Back when I was in college I read an article that explained how Jane Austen used to hide a notebook under a cushion in the drawing room, so whenever she had a spare moment she could pull it out and scribble down her ideas and thoughts. From that day forward my heart was swept up with the idea of notebooks.
You see, before that I'd always perceived Notebook People as a sort of mysterious, underground demographic. They wore weird glasses, wrote transcendental poetry, and collected bumper stickers to paste inside their angst-filled notebooks. I remember watching a neighbor stop talking mid-sentence in order to pull a beloved notebook from her bag and begin furiously recording...I can't actually remember what it was that we were talking about that warranted immediate transcription. But I do remember thinking, "Ah. Notebook People. They're different."
But Jane Austen's notebooks presented me with a new concept. Suddenly the keeping of a notebook didn't have to signify membership in a specific social demographic, or evidence of one's dark underworld. Notebooks don't have to be wildly decorated, or made of expensive moleskin. And most of all, one single notebook doesn't have to be the overarching, tangible representation of your life, like human cliffnotes.

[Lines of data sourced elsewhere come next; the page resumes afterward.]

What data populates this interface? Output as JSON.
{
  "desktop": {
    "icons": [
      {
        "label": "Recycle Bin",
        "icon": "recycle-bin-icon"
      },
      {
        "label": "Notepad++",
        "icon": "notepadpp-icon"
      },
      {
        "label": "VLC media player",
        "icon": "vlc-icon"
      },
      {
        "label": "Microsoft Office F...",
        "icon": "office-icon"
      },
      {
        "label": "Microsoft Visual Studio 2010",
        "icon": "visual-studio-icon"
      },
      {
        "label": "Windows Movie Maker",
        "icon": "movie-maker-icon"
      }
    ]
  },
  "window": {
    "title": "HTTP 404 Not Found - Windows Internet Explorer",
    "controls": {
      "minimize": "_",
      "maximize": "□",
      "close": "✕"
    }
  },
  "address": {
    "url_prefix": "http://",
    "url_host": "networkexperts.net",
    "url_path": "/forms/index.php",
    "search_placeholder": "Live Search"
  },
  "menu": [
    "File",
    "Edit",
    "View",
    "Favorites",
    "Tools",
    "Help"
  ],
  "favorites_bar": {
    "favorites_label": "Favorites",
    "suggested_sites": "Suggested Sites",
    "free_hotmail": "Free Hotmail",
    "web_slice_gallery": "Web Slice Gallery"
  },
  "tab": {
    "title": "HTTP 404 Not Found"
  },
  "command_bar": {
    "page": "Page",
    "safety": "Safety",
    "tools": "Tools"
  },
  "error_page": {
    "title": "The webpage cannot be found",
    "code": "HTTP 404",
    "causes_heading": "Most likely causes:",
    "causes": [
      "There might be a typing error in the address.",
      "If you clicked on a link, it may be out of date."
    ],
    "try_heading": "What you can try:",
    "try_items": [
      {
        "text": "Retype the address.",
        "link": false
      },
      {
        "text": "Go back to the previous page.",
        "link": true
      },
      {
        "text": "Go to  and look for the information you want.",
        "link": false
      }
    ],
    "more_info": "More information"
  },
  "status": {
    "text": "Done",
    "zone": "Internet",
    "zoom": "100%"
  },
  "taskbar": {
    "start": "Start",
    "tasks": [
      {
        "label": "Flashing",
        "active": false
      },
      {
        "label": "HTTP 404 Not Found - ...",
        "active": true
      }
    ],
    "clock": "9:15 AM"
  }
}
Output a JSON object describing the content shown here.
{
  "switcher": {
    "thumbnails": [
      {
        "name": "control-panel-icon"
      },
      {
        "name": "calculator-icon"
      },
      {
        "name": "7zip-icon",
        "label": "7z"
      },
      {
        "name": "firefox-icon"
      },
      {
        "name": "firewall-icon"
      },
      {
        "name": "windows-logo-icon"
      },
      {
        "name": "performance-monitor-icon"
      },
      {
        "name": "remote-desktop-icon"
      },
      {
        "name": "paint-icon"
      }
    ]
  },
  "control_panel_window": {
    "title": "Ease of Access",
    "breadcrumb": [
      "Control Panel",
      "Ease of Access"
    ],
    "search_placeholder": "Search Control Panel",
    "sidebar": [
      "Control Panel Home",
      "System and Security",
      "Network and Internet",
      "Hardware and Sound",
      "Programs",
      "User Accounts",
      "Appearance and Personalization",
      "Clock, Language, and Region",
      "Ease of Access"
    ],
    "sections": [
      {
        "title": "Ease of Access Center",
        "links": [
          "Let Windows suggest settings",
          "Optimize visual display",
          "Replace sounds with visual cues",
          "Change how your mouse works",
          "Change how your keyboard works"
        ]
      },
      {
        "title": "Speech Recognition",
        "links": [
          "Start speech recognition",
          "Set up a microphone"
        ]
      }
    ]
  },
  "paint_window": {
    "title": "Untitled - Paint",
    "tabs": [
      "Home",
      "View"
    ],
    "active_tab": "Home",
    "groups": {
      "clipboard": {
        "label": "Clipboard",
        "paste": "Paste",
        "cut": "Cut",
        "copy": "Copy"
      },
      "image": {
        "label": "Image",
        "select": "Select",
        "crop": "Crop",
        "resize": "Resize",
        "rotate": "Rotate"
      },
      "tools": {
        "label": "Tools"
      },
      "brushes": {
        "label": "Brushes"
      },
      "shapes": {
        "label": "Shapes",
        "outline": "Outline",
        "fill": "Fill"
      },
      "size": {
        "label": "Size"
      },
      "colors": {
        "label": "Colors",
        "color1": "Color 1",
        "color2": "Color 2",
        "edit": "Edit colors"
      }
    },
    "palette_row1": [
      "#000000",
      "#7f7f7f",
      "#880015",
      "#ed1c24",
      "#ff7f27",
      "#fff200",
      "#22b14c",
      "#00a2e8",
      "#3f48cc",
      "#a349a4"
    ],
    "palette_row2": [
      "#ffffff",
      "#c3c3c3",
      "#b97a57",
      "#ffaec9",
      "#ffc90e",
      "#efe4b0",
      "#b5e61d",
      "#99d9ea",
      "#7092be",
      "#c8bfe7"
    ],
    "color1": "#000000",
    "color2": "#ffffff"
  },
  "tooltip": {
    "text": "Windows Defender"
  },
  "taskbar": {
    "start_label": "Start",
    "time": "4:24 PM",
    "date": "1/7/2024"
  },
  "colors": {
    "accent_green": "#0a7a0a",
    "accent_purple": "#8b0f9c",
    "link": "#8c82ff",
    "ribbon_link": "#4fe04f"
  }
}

That's why I have about twenty-seven notebooks floating around at any given time, give or take a handful. Those 25 cent spirals from Wal-mart can become addictive, sneaking their way into my shopping cart, and I have a soft spot for the pretties. Paper covered or fabric covered, there is just nothing as hopeful as a lovely, pristine new notebook.
It's difficult carrying on our person all of our thoughts, ideas, and feelings as we move through life. We all need repositories. A spouse is a good option, but if the Game is on in the background then he becomes more of a sieve. And when the day is long and the kids are loud, the weight we place on our spouse's sounding boards can be a heavy load to carry. So instead, we have notebooks. For recipes, lists, spiritual insights, our Big Ideas, journaling, and most importantly, the casual, ordinary thoughts that together add up to be a pretty good portrait of what we love and who we're trying to become.
Virginia Woolf argued that women's creativity requires a room of one's own and five hundred pounds a year. I'm not sure Jane Austen always had those luxuries, much less the rest of us- my computer is in our toy room! But what we do need is more notebooks. Under the bed. In our desk drawers. Buried at the bottom of the diaper bag. And tucked under couch cushions in the drawing room. The important thing is that we designate a specific place for our thoughts to go, a steady landing strip. That way, three weeks later when we are wondering, "What was the name of the Asian cafe my neighbor recommended?" or "What were the little-girl baby names I was going to suggest to my friend?" It's all there. Waiting. So long as we write it down.